Больной и порочный Логин, фиксирующий моменты распадения сознания на множество «я», видящий «две истины разом», с «двоящимися мыслями», очевидно, манифестировал победу «нового» — декадентского сознания: «Сознательная жизнь мутилась, — не было прежнего, цельного отношения к миру и людям»; «чаще всего огонь сознания горел как бы на мосту, между двумя половинами души, и чувствовалось томление нерешительности. Иногда этот огонь освещал радостные и полные надежды мысли, но сила жить принадлежала ветхому человеку, который делал дикие дела, метался, как бешеный зверь, перед удивленным сознанием и жаждал мук и самоистязания» (ср. у Ницше: «Человек — это канат, натянутый между животным и сверхчеловеком, — канат над пропастью»; «В человеке важно то, что мост, а не цель: в человеке можно любить только то, что он переходи гибель» [303] ).
303
Ницше Ф.Соч. — Т. 2. — С. 9.
Сологуб постепенно сгущает вокруг Логина атмосферу дискретности происходящего, ее кульминация — сцена, в которой он в пьяном бреду видит в постели собственный труп и пытается избавиться от него (гл. 13). «Это нарастающее впечатление бреда разрешается мучительным припадком раздвоения личности, изображение которого составляет чудный психологический этюд, который можно смело поставить наряду с лучшими рассказами Эдгара По, Мопассана и Достоевского», — отмечал критик [304] .
304
Залетный И. [Гофштеттер И. А.].Критические беседы: «Тяжелые сны» Федора Сологуба // Русская беседа. — 1896. — № 3. — С. 180. Одним из литературных источников эпизода (раздвоения личности Логина на «я» и «труп»), по мнению Л. Клейман, был рассказ Э. По «Вильям Вильсон»; исследовательница пишет: «У двойника героя та же фамилия, то же лицо и фигура; он все время вмешивается в поступки героя, разоблачая то дурное, что герой делает.

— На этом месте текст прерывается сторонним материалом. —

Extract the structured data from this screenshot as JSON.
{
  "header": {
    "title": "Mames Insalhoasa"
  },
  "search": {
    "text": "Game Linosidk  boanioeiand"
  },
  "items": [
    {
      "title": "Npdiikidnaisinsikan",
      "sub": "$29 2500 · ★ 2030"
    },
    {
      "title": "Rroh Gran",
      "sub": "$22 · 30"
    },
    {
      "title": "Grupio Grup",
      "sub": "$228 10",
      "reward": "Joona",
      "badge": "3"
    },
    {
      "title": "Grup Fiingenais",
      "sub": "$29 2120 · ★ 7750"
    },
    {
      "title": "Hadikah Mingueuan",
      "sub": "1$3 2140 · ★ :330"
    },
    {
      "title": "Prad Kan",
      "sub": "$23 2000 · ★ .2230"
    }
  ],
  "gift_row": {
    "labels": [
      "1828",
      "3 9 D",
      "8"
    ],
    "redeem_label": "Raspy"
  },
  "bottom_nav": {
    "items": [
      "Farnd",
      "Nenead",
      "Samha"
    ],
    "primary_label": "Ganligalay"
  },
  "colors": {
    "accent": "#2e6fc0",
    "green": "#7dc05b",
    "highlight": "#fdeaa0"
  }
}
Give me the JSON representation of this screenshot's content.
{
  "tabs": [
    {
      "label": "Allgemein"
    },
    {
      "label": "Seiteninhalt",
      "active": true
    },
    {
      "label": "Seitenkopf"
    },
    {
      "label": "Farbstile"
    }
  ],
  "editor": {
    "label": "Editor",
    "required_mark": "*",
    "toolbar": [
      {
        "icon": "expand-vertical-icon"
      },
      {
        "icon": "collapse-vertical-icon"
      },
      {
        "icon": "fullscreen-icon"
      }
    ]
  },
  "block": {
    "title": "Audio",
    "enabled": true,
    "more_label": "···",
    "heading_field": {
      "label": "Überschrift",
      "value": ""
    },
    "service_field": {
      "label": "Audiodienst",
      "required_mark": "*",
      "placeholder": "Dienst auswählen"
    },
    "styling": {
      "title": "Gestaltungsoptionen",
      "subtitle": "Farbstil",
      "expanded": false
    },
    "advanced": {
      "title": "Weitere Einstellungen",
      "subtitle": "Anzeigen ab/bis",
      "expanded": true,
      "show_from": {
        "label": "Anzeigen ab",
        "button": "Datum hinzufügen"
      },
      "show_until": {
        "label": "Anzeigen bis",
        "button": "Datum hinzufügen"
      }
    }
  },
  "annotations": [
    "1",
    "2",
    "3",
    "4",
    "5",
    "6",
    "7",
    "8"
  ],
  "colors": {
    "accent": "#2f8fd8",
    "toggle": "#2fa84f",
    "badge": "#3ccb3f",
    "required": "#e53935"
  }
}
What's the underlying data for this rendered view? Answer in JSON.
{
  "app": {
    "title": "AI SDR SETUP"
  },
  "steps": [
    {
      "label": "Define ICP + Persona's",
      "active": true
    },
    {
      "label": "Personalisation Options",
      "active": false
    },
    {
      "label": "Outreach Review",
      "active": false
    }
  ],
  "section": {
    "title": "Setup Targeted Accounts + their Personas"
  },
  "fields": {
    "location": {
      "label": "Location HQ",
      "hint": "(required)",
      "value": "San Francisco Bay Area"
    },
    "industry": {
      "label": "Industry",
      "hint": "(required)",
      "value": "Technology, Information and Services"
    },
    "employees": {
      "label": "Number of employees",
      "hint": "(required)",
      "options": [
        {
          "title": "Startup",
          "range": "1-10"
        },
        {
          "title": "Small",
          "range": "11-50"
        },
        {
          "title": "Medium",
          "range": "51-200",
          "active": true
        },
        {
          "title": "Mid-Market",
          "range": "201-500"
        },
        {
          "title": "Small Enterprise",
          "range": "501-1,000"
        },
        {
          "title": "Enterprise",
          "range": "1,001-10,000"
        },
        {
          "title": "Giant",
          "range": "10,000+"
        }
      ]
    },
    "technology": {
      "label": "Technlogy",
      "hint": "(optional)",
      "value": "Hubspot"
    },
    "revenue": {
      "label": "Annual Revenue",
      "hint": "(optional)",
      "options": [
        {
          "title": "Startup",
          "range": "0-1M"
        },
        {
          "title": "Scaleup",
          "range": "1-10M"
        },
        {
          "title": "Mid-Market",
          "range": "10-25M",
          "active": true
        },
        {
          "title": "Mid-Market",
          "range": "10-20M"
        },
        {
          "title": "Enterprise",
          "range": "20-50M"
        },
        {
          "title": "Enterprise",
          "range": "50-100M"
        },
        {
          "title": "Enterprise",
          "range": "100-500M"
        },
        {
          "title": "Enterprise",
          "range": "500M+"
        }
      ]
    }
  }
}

Герой убивает своего двойника-врага. И вдруг этот враг как бы становится его собственным отражением в зеркале. <…> У Сологуба один образ разлагается на два взаимосвязанных, у По, наоборот, два взаимосвязанных образа… объединяются в смерти» ( Клейман Л.Ранняя проза Федора Сологуба. — С. 36–37). К этому справедливому наблюдению следует добавить, что эпизод из «Тяжелых снов» содержит непосредственную аллюзию на сцену из «Братьев Карамазовых» (разговор Ивана с чертом), а также на культовый текст эпохи, ср.: «Для людей я еще середина между безумцем и трупом. Темна ночь, темны пути Заратустры. Идем, холодный товарищ! Я несу тебя туда, где я похороню тебя своими руками»; «Свет низошел на меня: мне нужны спутники, и притом живые, — не мертвые и не трупы, которых я ношу с собою, куда я хочу» ( Ницше Ф.Соч. — Т. 2. — С. 14–15).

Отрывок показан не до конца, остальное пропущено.